The difference metric is given by the following expression:

(d

_{free}(convolutional encoder)=18 for K=9, R=1/3)

where M denotes the value of the metric at the point of branching of the chosen path and competitive way. Therefore, when a condition is met

_{max}270, the value of the difference between the corresponding States does not exceed

_{max}. Because it was assumed that the sample has 4 bits, the number of storage devices for storing the metric values is 8, and as to prevent overflow is added 1-bit storage device,/p> In Fig. 9A shows the value of

_{max}at high signal-to-noise ratio, the value of

_{max}is calculated by the formula

_{max}= d

_{free}Max(Q[ctot]) ... (4)

where Q denotes the level of quantization, a Max(Q[.]) denotes the distance between "0" and "1". For example, 4 bits per sample Q=16 and Max(Q[.])= 15, and 3 bits per sample Q=8, a Max(Q[.])=7.In Fig.9B shows the value of

_{max}with an average signal-to-noise ratio, where a value of

_{max}at this point, is calculated by the formula

_{max}= (d

_{free}+)Max(Q[.]) ... Ur.5

where the value ofdue to noise, a very small value, and it is less than or equal to 2 x d

_{free}x Max(Q[.]) in the convolutional encoder (SC). However, this is not the case whensummed as shown in equation (5).In Fig. 9C shows the value of

_{max}at low signal-to-noise, while at this point, the value of

_{max}is calculated by the formula

_{max}=0, it should be noted that the value of

_{max}gradually increases with increasing Eb/No, and starting from a certain point saturation occurs. If

_{max}satisfies equation (5), equation (6) is also satisfied.The following describes the characteristics of the convolutional encoder in the system of the CDMA-2000.For K=9 and R=1/2, d

_{free}=12, and d

_{free}14, 16, 18, 20.For K=9 and R=1/3, d

_{free}=18, and the next d

_{free}20, 22.For K=9 and R=1/4, d

_{free}=24, and the next d

_{free}26, 18.The table shows the value of

_{max}in the convolutional encoder (SC).Therefore, the number of bits that are added to prevent overflow for 8 bits per sample, which are assigned for metric values, is defined as follows.For R=1/2 the number of bits equal to 1, since 2

^{8}=256 180<256; for R= 1/3 the number of bits is 2, because 2

^{9}=512, and 270<512; for R=1/4 the number of bits is 2, because 2

^{9}=512, and 360<512. In other words, because the rate of the code R=1/2 requires 8 bits to prevent overflow, you need to add only 1 bit.

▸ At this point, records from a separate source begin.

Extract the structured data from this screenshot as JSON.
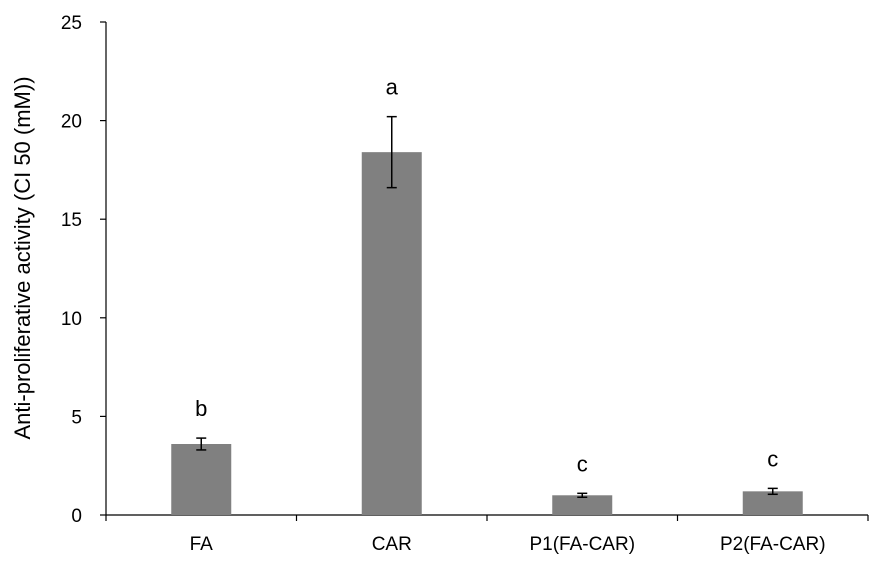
{
  "chart_data": {
    "type": "bar",
    "title": "",
    "xlabel": "",
    "ylabel": "Anti-proliferative activity (CI 50 (mM))",
    "categories": [
      "FA",
      "CAR",
      "P1(FA-CAR)",
      "P2(FA-CAR)"
    ],
    "values": [
      3.6,
      18.4,
      1.0,
      1.2
    ],
    "errors": [
      0.3,
      1.8,
      0.1,
      0.15
    ],
    "significance_labels": [
      "b",
      "a",
      "c",
      "c"
    ],
    "ylim": [
      0,
      25
    ],
    "yticks": [
      0,
      5,
      10,
      15,
      20,
      25
    ],
    "bar_color": "#808080",
    "grid": false,
    "legend": "none"
  }
}
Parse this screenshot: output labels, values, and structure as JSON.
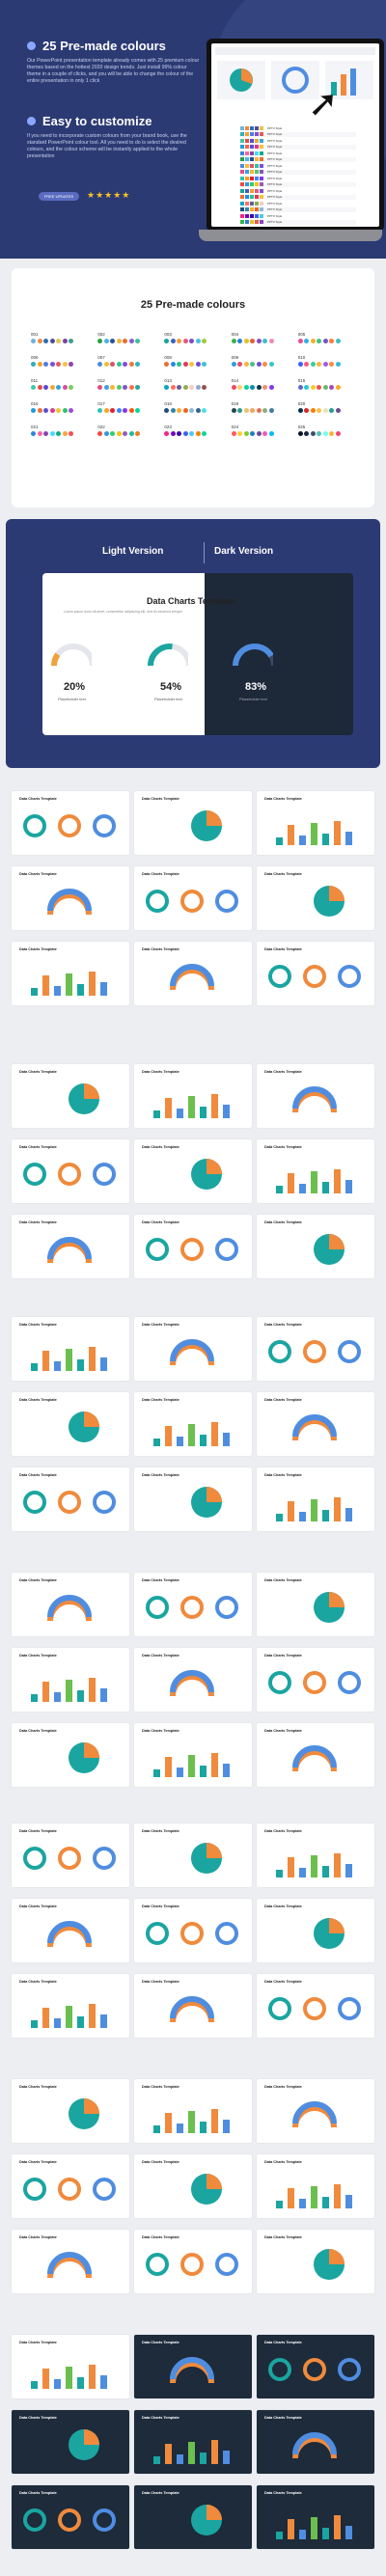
{
  "hero": {
    "heading1": "25 Pre-made colours",
    "para1": "Our PowerPoint presentation template already comes with 25 premium colour themes based on the hottest 2020 design trends. Just install 99% colour theme in a couple of clicks, and you will be able to change the colour of the entire presentation in only 1 click",
    "heading2": "Easy to customize",
    "para2": "If you need to incorporate custom colours from your brand book, use the standard PowerPoint colour tool. All you need to do is select the desired colours, and the colour scheme will be instantly applied to the whole presentation",
    "badge": "FREE UPDATES",
    "stars": "★★★★★"
  },
  "palette_label": "PPTX Style",
  "colours_section": {
    "title": "25 Pre-made colours",
    "items": [
      {
        "id": "001",
        "colors": [
          "#6fb3e0",
          "#f08a3c",
          "#2c6fb3",
          "#4c4c9e",
          "#e8c547",
          "#7c3fa0",
          "#3d9e8e"
        ]
      },
      {
        "id": "006",
        "colors": [
          "#2cb1b5",
          "#f0a32c",
          "#4f7de0",
          "#7e4fd9",
          "#e25b5b",
          "#f6c243",
          "#8f44ad"
        ]
      },
      {
        "id": "011",
        "colors": [
          "#3ec9a7",
          "#e44b4b",
          "#5a4ad1",
          "#f2aa2d",
          "#2fa5e0",
          "#d84ea3",
          "#70d25b"
        ]
      },
      {
        "id": "016",
        "colors": [
          "#1b9ee0",
          "#ef6c3d",
          "#5d4fcf",
          "#e0378f",
          "#f4c233",
          "#31c26e",
          "#9c4fd9"
        ]
      },
      {
        "id": "021",
        "colors": [
          "#2e86de",
          "#f368a0",
          "#8e44ad",
          "#48dbfb",
          "#10ac84",
          "#ff9f43",
          "#ee5253"
        ]
      },
      {
        "id": "002",
        "colors": [
          "#2d9c4b",
          "#4bb4e6",
          "#274f9c",
          "#f2b53d",
          "#e5702e",
          "#8b5bd1",
          "#3cc09d"
        ]
      },
      {
        "id": "007",
        "colors": [
          "#4f89e0",
          "#f0c02c",
          "#e04f6e",
          "#34c38f",
          "#7b4fe0",
          "#ef7a32",
          "#2ab5c4"
        ]
      },
      {
        "id": "012",
        "colors": [
          "#e54b84",
          "#3aa0e2",
          "#f7b733",
          "#58c76a",
          "#7e57c2",
          "#ff7043",
          "#26a69a"
        ]
      },
      {
        "id": "017",
        "colors": [
          "#2ec4b6",
          "#ff9f1c",
          "#e71d36",
          "#3a86ff",
          "#8338ec",
          "#fb5607",
          "#06d6a0"
        ]
      },
      {
        "id": "022",
        "colors": [
          "#e74c3c",
          "#3498db",
          "#2ecc71",
          "#f1c40f",
          "#9b59b6",
          "#1abc9c",
          "#e67e22"
        ]
      },
      {
        "id": "003",
        "colors": [
          "#1aa39a",
          "#3b5fc4",
          "#f39c35",
          "#e25b7e",
          "#7d4bc9",
          "#44c1e6",
          "#a4c93d"
        ]
      },
      {
        "id": "008",
        "colors": [
          "#f06c2f",
          "#1f8ee0",
          "#2cc08a",
          "#e0365f",
          "#f7c23a",
          "#6c4bd9",
          "#3dbfd6"
        ]
      },
      {
        "id": "013",
        "colors": [
          "#00a8cc",
          "#ff6f61",
          "#6b5b95",
          "#88b04b",
          "#f7cac9",
          "#92a8d1",
          "#955251"
        ]
      },
      {
        "id": "018",
        "colors": [
          "#1f4e79",
          "#2e86ab",
          "#f6ae2d",
          "#f26419",
          "#86bbd8",
          "#33658a",
          "#55dde0"
        ]
      },
      {
        "id": "023",
        "colors": [
          "#f72585",
          "#7209b7",
          "#3a0ca3",
          "#4361ee",
          "#4cc9f0",
          "#f77f00",
          "#06d6a0"
        ]
      },
      {
        "id": "004",
        "colors": [
          "#37b34a",
          "#2a7fd4",
          "#e6bf2c",
          "#e45f3a",
          "#8348c4",
          "#39c1c9",
          "#f08bb6"
        ]
      },
      {
        "id": "009",
        "colors": [
          "#2b9de0",
          "#e44c65",
          "#f7b538",
          "#4bbf8b",
          "#6f4dd8",
          "#ff8a3d",
          "#36c5d1"
        ]
      },
      {
        "id": "014",
        "colors": [
          "#ef476f",
          "#ffd166",
          "#06d6a0",
          "#118ab2",
          "#073b4c",
          "#f78c6b",
          "#8338ec"
        ]
      },
      {
        "id": "019",
        "colors": [
          "#264653",
          "#2a9d8f",
          "#e9c46a",
          "#f4a261",
          "#e76f51",
          "#8ab17d",
          "#457b9d"
        ]
      },
      {
        "id": "024",
        "colors": [
          "#ff595e",
          "#ffca3a",
          "#8ac926",
          "#1982c4",
          "#6a4c93",
          "#f15bb5",
          "#00bbf9"
        ]
      },
      {
        "id": "005",
        "colors": [
          "#e04e9b",
          "#2fb0e4",
          "#f3b02f",
          "#43c27d",
          "#7453d4",
          "#ff7b36",
          "#3dbfbf"
        ]
      },
      {
        "id": "010",
        "colors": [
          "#3861fb",
          "#fa5a7d",
          "#2ed1a2",
          "#fcb53b",
          "#a45ce8",
          "#ff8b3d",
          "#36b9e0"
        ]
      },
      {
        "id": "015",
        "colors": [
          "#5c6bc0",
          "#26c6da",
          "#ffca28",
          "#ef5350",
          "#66bb6a",
          "#ab47bc",
          "#ffa726"
        ]
      },
      {
        "id": "020",
        "colors": [
          "#003049",
          "#d62828",
          "#f77f00",
          "#fcbf49",
          "#eae2b7",
          "#2a9d8f",
          "#6a4c93"
        ]
      },
      {
        "id": "025",
        "colors": [
          "#0b132b",
          "#1c2541",
          "#3a506b",
          "#5bc0be",
          "#6fffe9",
          "#f7b538",
          "#ef476f"
        ]
      }
    ]
  },
  "versions": {
    "light_label": "Light Version",
    "dark_label": "Dark Version",
    "card_title": "Data Charts Template",
    "card_sub": "Lorem ipsum dolor sit amet, consectetur adipiscing elit, sed do eiusmod tempor",
    "gauges": [
      {
        "pct": "20%",
        "label": "Placeholder text",
        "value": 0.2,
        "theme": "light",
        "color": "#f0a13b"
      },
      {
        "pct": "54%",
        "label": "Placeholder text",
        "value": 0.54,
        "theme": "split",
        "color": "#1aa5a0"
      },
      {
        "pct": "83%",
        "label": "Placeholder text",
        "value": 0.83,
        "theme": "dark",
        "color": "#4f8de0"
      }
    ]
  },
  "thumb_title": "Data Charts Template"
}
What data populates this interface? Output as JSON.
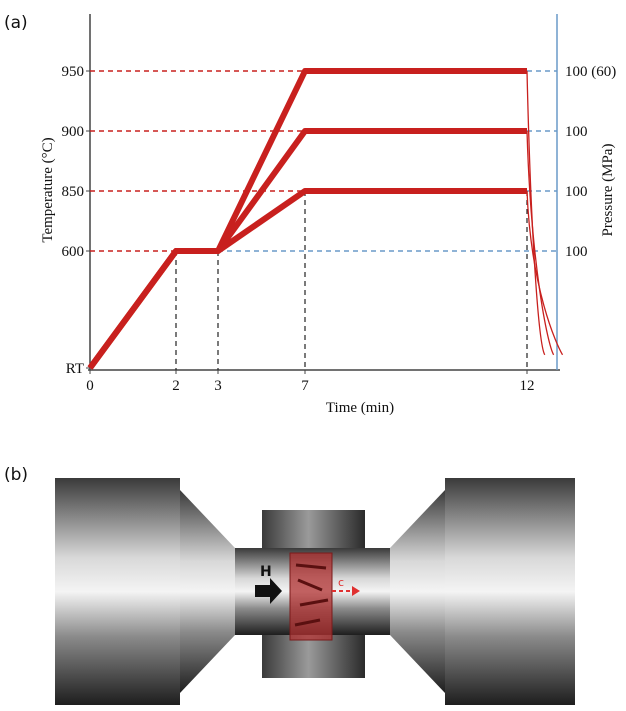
{
  "chart_data": {
    "type": "line",
    "panel_label": "(a)",
    "x_label": "Time (min)",
    "y_label": "Temperature (°C)",
    "y2_label": "Pressure (MPa)",
    "xlim": [
      0,
      12.6
    ],
    "xticks": [
      0,
      2,
      3,
      7,
      12
    ],
    "ylim": [
      25,
      1000
    ],
    "yticks": [
      {
        "value": 25,
        "label": "RT"
      },
      600,
      850,
      900,
      950
    ],
    "right_labels": [
      {
        "value": 950,
        "label": "100 (60)"
      },
      {
        "value": 900,
        "label": "100"
      },
      {
        "value": 850,
        "label": "100"
      },
      {
        "value": 600,
        "label": "100"
      }
    ],
    "series": [
      {
        "color": "#c8201e",
        "x": [
          0,
          2,
          3,
          7,
          12,
          12.4
        ],
        "values": [
          25,
          600,
          600,
          950,
          950,
          90
        ]
      },
      {
        "color": "#c8201e",
        "x": [
          0,
          2,
          3,
          7,
          12,
          12.6
        ],
        "values": [
          25,
          600,
          600,
          900,
          900,
          90
        ]
      },
      {
        "color": "#c8201e",
        "x": [
          0,
          2,
          3,
          7,
          12,
          12.8
        ],
        "values": [
          25,
          600,
          600,
          850,
          850,
          90
        ]
      }
    ]
  },
  "diagram": {
    "panel_label": "(b)",
    "field_label": "H",
    "axis_label": "c"
  }
}
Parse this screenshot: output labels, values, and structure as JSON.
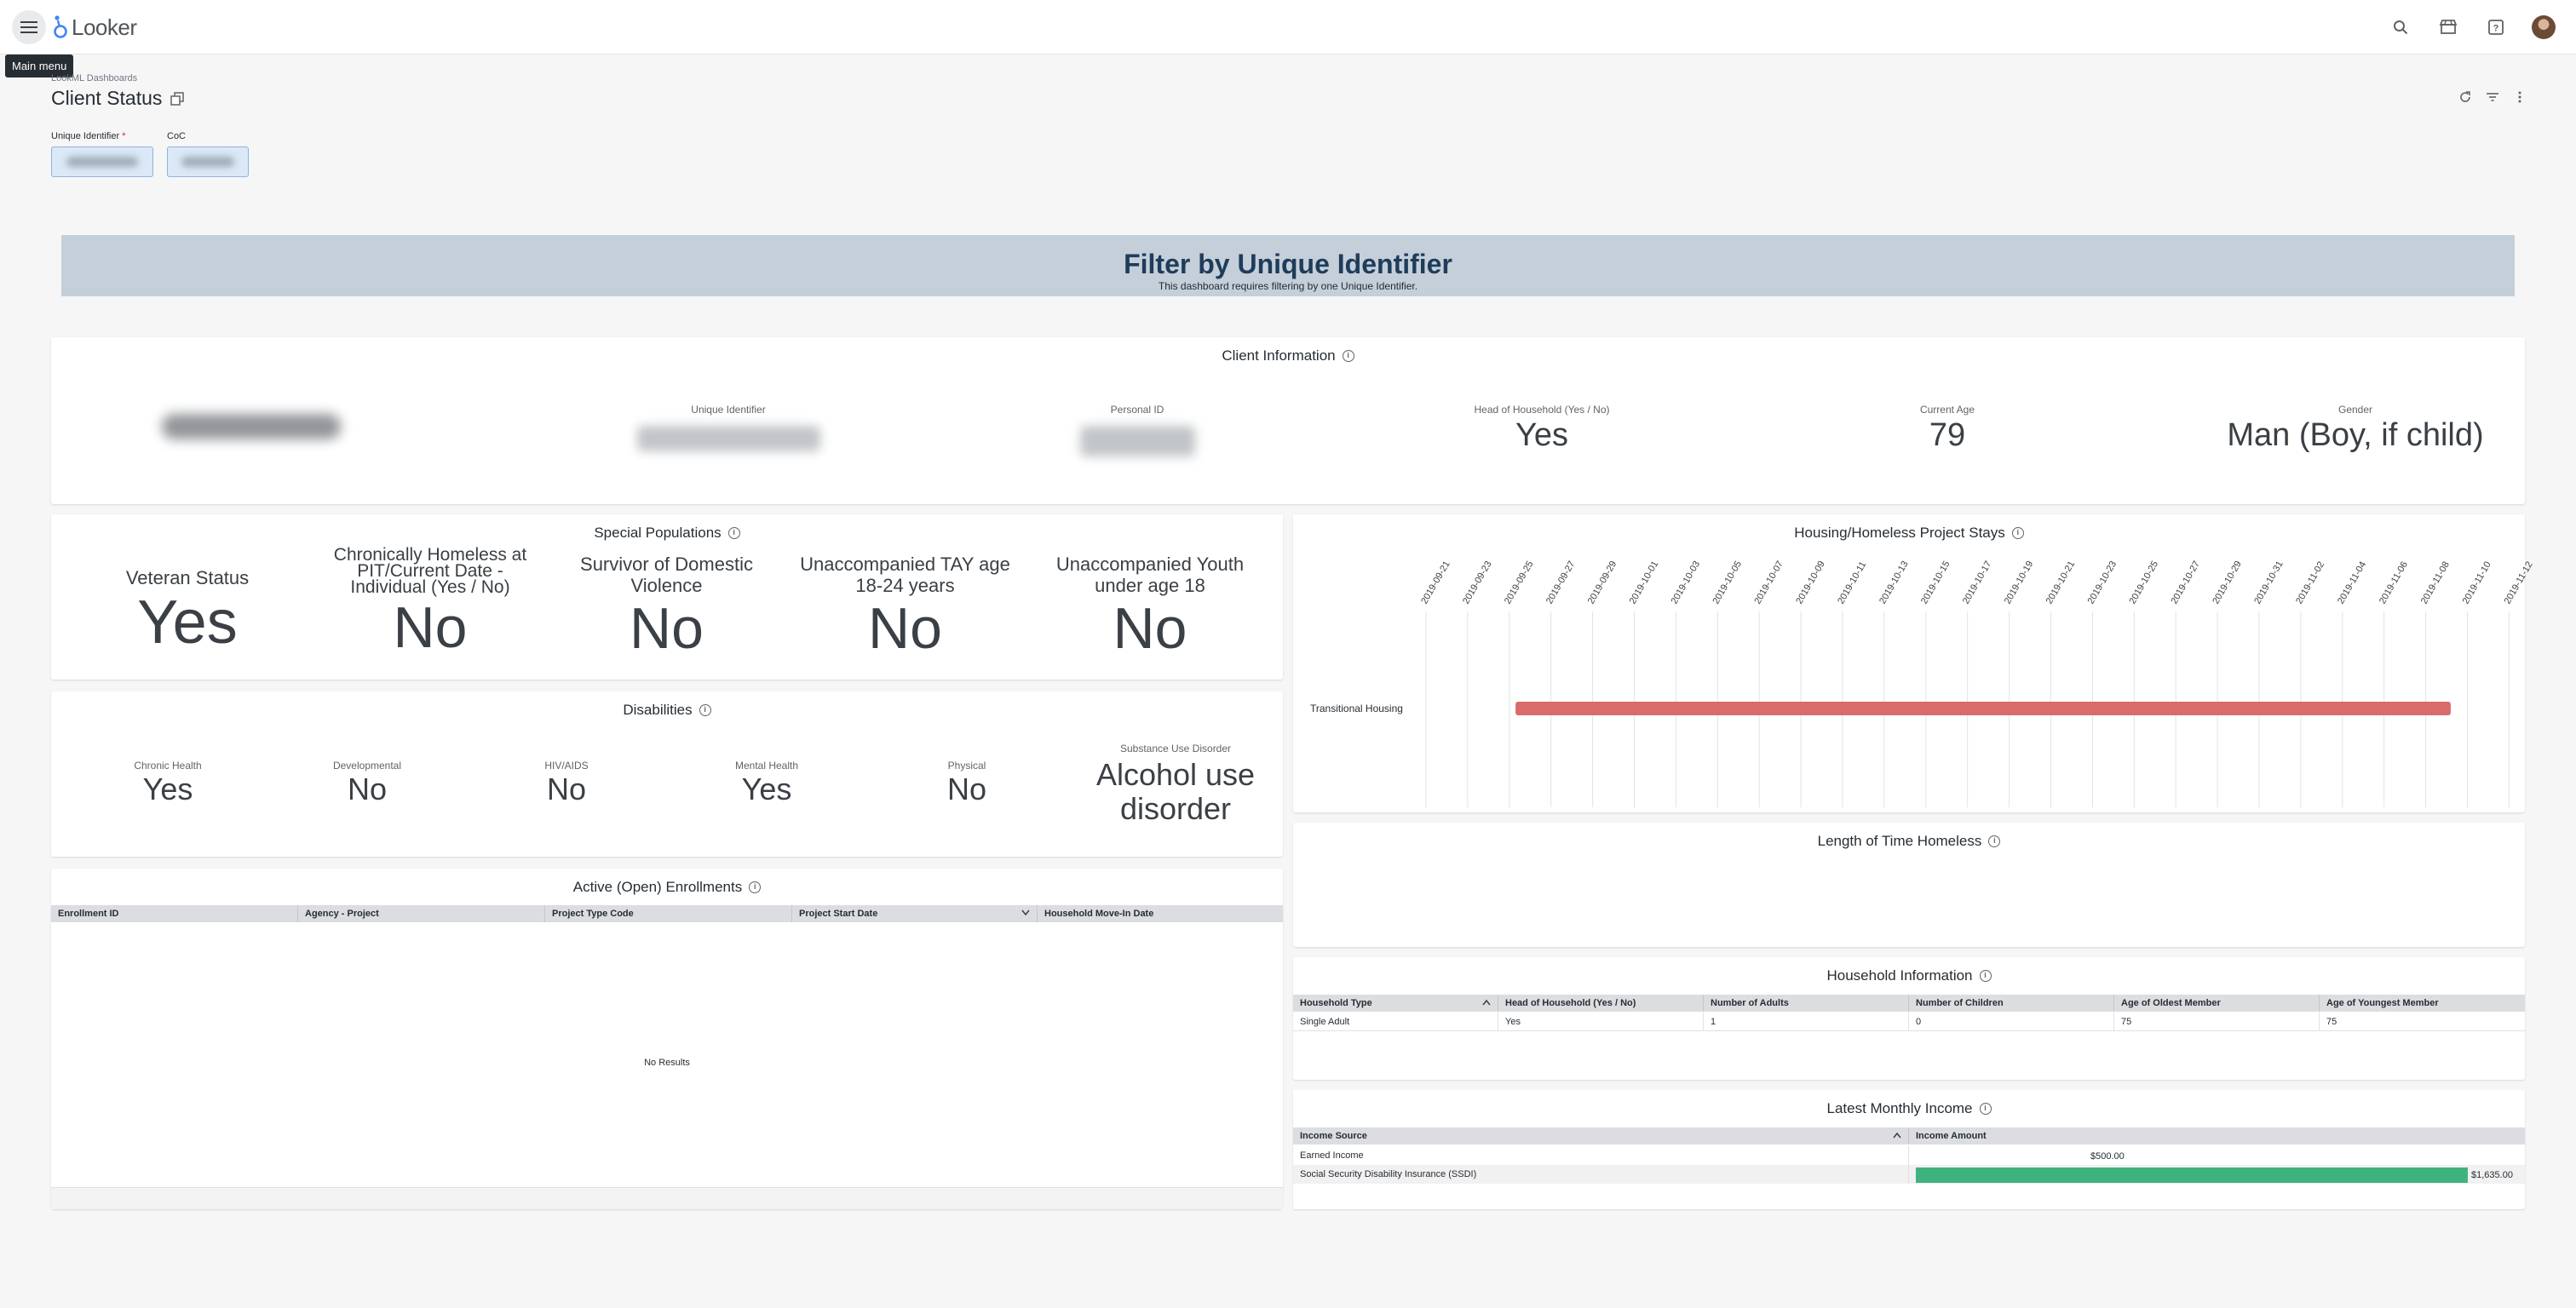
{
  "topbar": {
    "logo_text": "Looker",
    "tooltip": "Main menu",
    "icons": [
      "menu-icon",
      "search-icon",
      "marketplace-icon",
      "help-icon",
      "avatar"
    ]
  },
  "header": {
    "breadcrumb": "LookML Dashboards",
    "title": "Client Status"
  },
  "filters": [
    {
      "label": "Unique Identifier",
      "required_mark": "*"
    },
    {
      "label": "CoC"
    }
  ],
  "banner": {
    "title": "Filter by Unique Identifier",
    "subtitle": "This dashboard requires filtering by one Unique Identifier."
  },
  "client_info": {
    "title": "Client Information",
    "labels": {
      "unique_identifier": "Unique Identifier",
      "personal_id": "Personal ID",
      "head_of_household": "Head of Household (Yes / No)",
      "current_age": "Current Age",
      "gender": "Gender"
    },
    "values": {
      "head_of_household": "Yes",
      "current_age": "79",
      "gender": "Man (Boy, if child)"
    }
  },
  "special_populations": {
    "title": "Special Populations",
    "items": [
      {
        "label": "Veteran Status",
        "value": "Yes"
      },
      {
        "label": "Chronically Homeless at PIT/Current Date - Individual (Yes / No)",
        "value": "No"
      },
      {
        "label": "Survivor of Domestic Violence",
        "value": "No"
      },
      {
        "label": "Unaccompanied TAY age 18-24 years",
        "value": "No"
      },
      {
        "label": "Unaccompanied Youth under age 18",
        "value": "No"
      }
    ]
  },
  "disabilities": {
    "title": "Disabilities",
    "items": [
      {
        "label": "Chronic Health",
        "value": "Yes"
      },
      {
        "label": "Developmental",
        "value": "No"
      },
      {
        "label": "HIV/AIDS",
        "value": "No"
      },
      {
        "label": "Mental Health",
        "value": "Yes"
      },
      {
        "label": "Physical",
        "value": "No"
      },
      {
        "label": "Substance Use Disorder",
        "value": "Alcohol use disorder"
      }
    ]
  },
  "enrollments": {
    "title": "Active (Open) Enrollments",
    "columns": [
      "Enrollment ID",
      "Agency - Project",
      "Project Type Code",
      "Project Start Date",
      "Household Move-In Date"
    ],
    "empty_text": "No Results"
  },
  "project_stays": {
    "title": "Housing/Homeless Project Stays",
    "dates": [
      "2019-09-21",
      "2019-09-23",
      "2019-09-25",
      "2019-09-27",
      "2019-09-29",
      "2019-10-01",
      "2019-10-03",
      "2019-10-05",
      "2019-10-07",
      "2019-10-09",
      "2019-10-11",
      "2019-10-13",
      "2019-10-15",
      "2019-10-17",
      "2019-10-19",
      "2019-10-21",
      "2019-10-23",
      "2019-10-25",
      "2019-10-27",
      "2019-10-29",
      "2019-10-31",
      "2019-11-02",
      "2019-11-04",
      "2019-11-06",
      "2019-11-08",
      "2019-11-10",
      "2019-11-12"
    ],
    "rows": [
      {
        "label": "Transitional Housing",
        "start_index": 2.15,
        "end_index": 24.6,
        "color": "#d96b6b"
      }
    ]
  },
  "length_homeless": {
    "title": "Length of Time Homeless"
  },
  "household": {
    "title": "Household Information",
    "columns": [
      "Household Type",
      "Head of Household (Yes / No)",
      "Number of Adults",
      "Number of Children",
      "Age of Oldest Member",
      "Age of Youngest Member"
    ],
    "rows": [
      [
        "Single Adult",
        "Yes",
        "1",
        "0",
        "75",
        "75"
      ]
    ]
  },
  "income": {
    "title": "Latest Monthly Income",
    "columns": [
      "Income Source",
      "Income Amount"
    ],
    "max_amount": 1635,
    "bar_color": "#3fb27f",
    "rows": [
      {
        "source": "Earned Income",
        "amount_label": "$500.00",
        "amount": 500,
        "show_bar": false
      },
      {
        "source": "Social Security Disability Insurance (SSDI)",
        "amount_label": "$1,635.00",
        "amount": 1635,
        "show_bar": true
      }
    ]
  }
}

In addition, because scene, adding to the number of bits required for a given speed of your code, only 1 bit.As described above, the new device can prevent errors due to overflow by normalizing the accumulated metric values for decoding, resulting in more efficient memory usage.Although the invention has been shown and described with reference to specific preferred implementation, specialists in the art it is obvious that it can be made various changes in form and detail, not beyond being and scope of the invention defined in the claims.